When I was far enough away from their prying eyes I climbed up into a tree and crouched quietly, watching the men ride up the road and out of sight. 

If these were not angels, then WHAT were they?  Who were they?   That evening, I pressed my mother for information. 

“They are knights,” she replied.

“What is a knight?” I asked.

“A knight is a man who quests, who jousts, who wars, and who conquers or is conquered.  A knight is the one who protects the world that I gave up in order to protect you.”

“What about girl knights?” I asked.

“A girl cannot be a knight,” my mother replied with a sigh.  “You’d better go to bed and forget you ever saw them.” 

 

  I lay in my bed that night and tried to forget the dark angels called knights, but the vision of their glory had possessed me. I lay awake all night, burning with the possibility of adventure, and by sunrise the next day I had made up my mind; I would disguise myself as a man and become a knight.  I reasoned that I would not have to be afraid of men if I became one of them, and more than anything else I wanted to find adventure- to transform myself into one of those shining angels and ride off into the unknown.  Of course, I was terribly young and naïve, and I knew nothing of fighting or any other knightly endeavors.

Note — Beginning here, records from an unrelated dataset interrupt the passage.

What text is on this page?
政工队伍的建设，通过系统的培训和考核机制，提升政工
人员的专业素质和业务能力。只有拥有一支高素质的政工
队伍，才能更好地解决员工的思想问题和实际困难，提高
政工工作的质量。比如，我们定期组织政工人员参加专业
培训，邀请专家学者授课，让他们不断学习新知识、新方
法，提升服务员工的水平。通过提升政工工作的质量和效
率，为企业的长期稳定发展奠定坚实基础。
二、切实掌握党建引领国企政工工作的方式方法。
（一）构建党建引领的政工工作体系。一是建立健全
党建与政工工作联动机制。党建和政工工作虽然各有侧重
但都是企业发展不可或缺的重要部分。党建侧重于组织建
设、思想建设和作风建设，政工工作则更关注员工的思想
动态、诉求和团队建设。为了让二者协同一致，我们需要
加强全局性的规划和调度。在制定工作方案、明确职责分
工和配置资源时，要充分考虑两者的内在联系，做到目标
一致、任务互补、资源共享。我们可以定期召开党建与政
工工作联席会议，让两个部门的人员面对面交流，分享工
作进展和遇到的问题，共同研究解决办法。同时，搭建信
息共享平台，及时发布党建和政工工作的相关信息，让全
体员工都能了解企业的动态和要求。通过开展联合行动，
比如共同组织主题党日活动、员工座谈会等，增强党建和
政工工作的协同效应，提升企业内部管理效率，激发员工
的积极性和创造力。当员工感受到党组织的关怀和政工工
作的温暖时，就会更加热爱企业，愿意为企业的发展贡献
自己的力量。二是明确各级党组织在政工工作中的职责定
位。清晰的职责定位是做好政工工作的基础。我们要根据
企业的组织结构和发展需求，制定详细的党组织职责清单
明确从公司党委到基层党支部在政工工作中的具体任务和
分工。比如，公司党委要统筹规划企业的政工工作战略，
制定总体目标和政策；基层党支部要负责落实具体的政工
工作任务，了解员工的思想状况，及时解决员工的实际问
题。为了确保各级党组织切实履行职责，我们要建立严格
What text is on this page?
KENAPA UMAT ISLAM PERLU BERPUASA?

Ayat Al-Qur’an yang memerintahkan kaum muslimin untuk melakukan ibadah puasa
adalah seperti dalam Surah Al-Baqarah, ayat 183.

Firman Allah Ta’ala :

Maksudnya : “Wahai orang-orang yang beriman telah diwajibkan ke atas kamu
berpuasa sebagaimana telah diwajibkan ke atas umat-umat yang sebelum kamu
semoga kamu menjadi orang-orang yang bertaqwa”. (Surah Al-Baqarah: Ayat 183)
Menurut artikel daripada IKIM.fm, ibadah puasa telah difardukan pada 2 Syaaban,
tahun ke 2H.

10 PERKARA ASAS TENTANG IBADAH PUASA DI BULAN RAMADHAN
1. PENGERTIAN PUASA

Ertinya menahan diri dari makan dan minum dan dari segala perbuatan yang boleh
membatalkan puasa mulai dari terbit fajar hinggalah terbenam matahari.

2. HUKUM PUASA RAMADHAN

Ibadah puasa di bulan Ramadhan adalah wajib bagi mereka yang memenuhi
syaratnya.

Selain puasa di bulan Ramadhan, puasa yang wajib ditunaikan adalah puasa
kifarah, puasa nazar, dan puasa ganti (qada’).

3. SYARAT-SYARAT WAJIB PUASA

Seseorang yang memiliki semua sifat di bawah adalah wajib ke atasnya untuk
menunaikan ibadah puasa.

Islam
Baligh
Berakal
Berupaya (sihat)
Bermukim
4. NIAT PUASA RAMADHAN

 I told my plan to my mother, who reluctantly agreed to help me disguise myself as a man.  She cut my red hair close to my scalp and showed me how to bind my breasts.  Together, we sewed me a costume that was loose enough to conceal my woman’s body.

   When we were finished, my mother looked at me with sadness.  She would not try to stop me — all of my life she had taught me how to be strong enough to choose my own path — but the tears ran down her face as she warned me of the consequences if anyone discovered my true identity: death… or an even worse kind of violence that men brought upon women.   I bid my tearful mother farewell, and stubbornly set my face in the direction of the city.  I never turned back.  In the months, and then years, that followed, I learned well how to be a man; how to speak, how to dress, and how to carry myself.  I even took to wearing a false mustache.   I successfully concealed my identity from everyone but my wife, who kept my secret well.

 

   The first time I encountered the grail and the old Fisher King, I was afraid of being discovered, and remained in my disguise.  That quest failed.  Soon after, I began to tire of fighting, and with my mother in my heart, I searched in earnest for the grail.   It was many years before I found the Fisher King again, and this time — tired of hiding — I revealed my true identity as a woman.  This how I became the grail queen.  This is how that holy vessel, the grail, was returned to the guardianship of women.  We are beginning to remember the holiness of our bodies, the wholeness of our spirits, and potential of our intellects.  Now my mother no longer has to hide.